Why must effective stress be used instead of total stress?

Soil strength comes from grain-to-grain contact, and only the effective stress σ′ = σ − u (total stress minus pore water pressure) is carried by the grains. Water in the pores carries the rest but cannot resist shear. If pore pressure rises — from rain, rapid loading or seismic shaking — σ′ drops, the whole failure envelope effectively comes down to meet the stress circle, and the soil can fail with no change in external load at all. This is exactly how rainfall triggers landslides and how saturated sand liquefies under earthquakes.

What is the failure plane angle in Mohr–Coulomb theory?

The failure plane is not where shear stress is maximum. It is the plane tangent to the failure envelope, oriented at θ = 45° + φ′/2 from the major principal plane. For a soil with φ′ = 30°, that is 60° from horizontal in a triaxial sample. This geometric fact comes straight from the tangency condition of the Mohr circle and explains the inclined slip surfaces seen in failed triaxial specimens and in field shear bands.

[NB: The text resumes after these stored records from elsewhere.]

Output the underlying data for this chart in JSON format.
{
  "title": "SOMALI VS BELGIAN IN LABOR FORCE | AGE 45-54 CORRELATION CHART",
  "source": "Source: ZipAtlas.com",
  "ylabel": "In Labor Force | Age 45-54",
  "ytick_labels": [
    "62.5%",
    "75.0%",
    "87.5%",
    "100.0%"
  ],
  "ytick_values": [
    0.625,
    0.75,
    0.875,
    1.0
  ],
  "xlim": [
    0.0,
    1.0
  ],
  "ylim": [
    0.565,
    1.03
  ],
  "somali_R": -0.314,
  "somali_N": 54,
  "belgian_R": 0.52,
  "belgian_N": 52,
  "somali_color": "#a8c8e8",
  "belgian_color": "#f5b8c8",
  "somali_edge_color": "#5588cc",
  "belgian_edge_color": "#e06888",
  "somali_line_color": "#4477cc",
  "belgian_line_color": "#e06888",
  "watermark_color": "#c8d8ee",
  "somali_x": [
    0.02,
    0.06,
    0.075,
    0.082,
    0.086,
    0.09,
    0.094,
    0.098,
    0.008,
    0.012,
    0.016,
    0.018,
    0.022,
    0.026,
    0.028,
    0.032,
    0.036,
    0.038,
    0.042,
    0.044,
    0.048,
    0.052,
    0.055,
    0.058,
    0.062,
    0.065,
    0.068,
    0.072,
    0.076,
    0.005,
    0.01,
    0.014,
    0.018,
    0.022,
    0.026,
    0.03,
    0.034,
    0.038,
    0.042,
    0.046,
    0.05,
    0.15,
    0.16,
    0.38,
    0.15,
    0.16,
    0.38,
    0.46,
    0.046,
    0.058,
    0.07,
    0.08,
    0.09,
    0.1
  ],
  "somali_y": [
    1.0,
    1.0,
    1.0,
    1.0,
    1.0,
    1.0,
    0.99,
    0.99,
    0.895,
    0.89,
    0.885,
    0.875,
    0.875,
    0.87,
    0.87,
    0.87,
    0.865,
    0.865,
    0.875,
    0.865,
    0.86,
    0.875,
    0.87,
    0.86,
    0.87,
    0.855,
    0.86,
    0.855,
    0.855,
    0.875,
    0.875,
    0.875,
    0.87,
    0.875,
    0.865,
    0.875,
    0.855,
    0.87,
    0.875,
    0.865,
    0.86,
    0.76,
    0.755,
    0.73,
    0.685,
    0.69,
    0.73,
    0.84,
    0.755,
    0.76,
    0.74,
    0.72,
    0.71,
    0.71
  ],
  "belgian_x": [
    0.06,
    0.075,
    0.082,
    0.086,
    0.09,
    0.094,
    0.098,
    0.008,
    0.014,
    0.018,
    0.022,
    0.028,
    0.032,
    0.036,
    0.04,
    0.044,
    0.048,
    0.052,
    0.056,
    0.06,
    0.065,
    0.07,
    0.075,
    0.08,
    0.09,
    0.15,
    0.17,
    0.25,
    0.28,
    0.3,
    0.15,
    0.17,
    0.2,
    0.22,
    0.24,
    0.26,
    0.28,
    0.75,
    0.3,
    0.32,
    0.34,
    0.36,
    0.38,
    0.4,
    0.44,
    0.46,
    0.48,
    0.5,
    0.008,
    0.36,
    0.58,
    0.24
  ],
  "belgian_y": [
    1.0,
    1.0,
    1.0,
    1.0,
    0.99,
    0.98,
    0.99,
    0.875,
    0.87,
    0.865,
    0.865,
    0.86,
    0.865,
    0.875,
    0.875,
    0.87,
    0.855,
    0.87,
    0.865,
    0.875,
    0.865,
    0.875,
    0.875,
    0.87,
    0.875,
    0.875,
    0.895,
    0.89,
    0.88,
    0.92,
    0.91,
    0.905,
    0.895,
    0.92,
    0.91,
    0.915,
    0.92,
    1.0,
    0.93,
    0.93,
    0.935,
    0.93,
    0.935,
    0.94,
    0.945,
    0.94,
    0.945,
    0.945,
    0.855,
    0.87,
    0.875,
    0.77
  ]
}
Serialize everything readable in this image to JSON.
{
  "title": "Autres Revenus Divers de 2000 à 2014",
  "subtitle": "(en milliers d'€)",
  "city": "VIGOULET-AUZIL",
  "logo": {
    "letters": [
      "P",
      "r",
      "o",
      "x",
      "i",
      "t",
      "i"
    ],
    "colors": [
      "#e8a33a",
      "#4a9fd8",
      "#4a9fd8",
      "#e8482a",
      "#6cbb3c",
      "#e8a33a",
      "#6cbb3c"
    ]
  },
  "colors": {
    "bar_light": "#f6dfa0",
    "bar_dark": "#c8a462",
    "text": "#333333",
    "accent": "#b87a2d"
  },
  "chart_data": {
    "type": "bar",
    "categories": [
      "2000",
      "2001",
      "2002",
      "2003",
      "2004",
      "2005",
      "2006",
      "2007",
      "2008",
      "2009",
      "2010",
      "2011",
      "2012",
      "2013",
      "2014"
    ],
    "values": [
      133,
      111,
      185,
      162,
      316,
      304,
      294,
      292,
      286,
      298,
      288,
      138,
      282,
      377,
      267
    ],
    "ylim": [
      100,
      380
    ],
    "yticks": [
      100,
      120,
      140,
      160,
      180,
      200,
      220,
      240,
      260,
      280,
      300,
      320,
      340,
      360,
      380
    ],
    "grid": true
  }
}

What are drained versus undrained shear strength?

Drained strength applies when loading is slow enough that pore water drains and no excess pore pressure builds up — analysis uses effective parameters c′ and φ′. Undrained strength applies to fast loading of low-permeability clay where water cannot escape; analysis uses total stress with φ_u ≈ 0 and a single undrained shear strength s_u. The same clay can show very different apparent strengths depending on which condition governs, which is why geotechnical engineers always check both short-term (undrained) and long-term (drained) cases.

What are the limitations of the Mohr–Coulomb model?

It assumes a linear envelope, but real soils curve — friction angle drops as confining stress rises, so a straight line fitted at low stress overpredicts strength at high stress. It ignores the intermediate principal stress, so it is conservative in plane strain and can mis-predict in true triaxial conditions. It is non-smooth (a hexagonal cone in principal-stress space), which is awkward numerically, and it captures only peak strength — not strain-softening to a lower residual strength on a pre-formed slip surface. For those, models like Drucker–Prager, Cam-Clay or Hoek–Brown are used.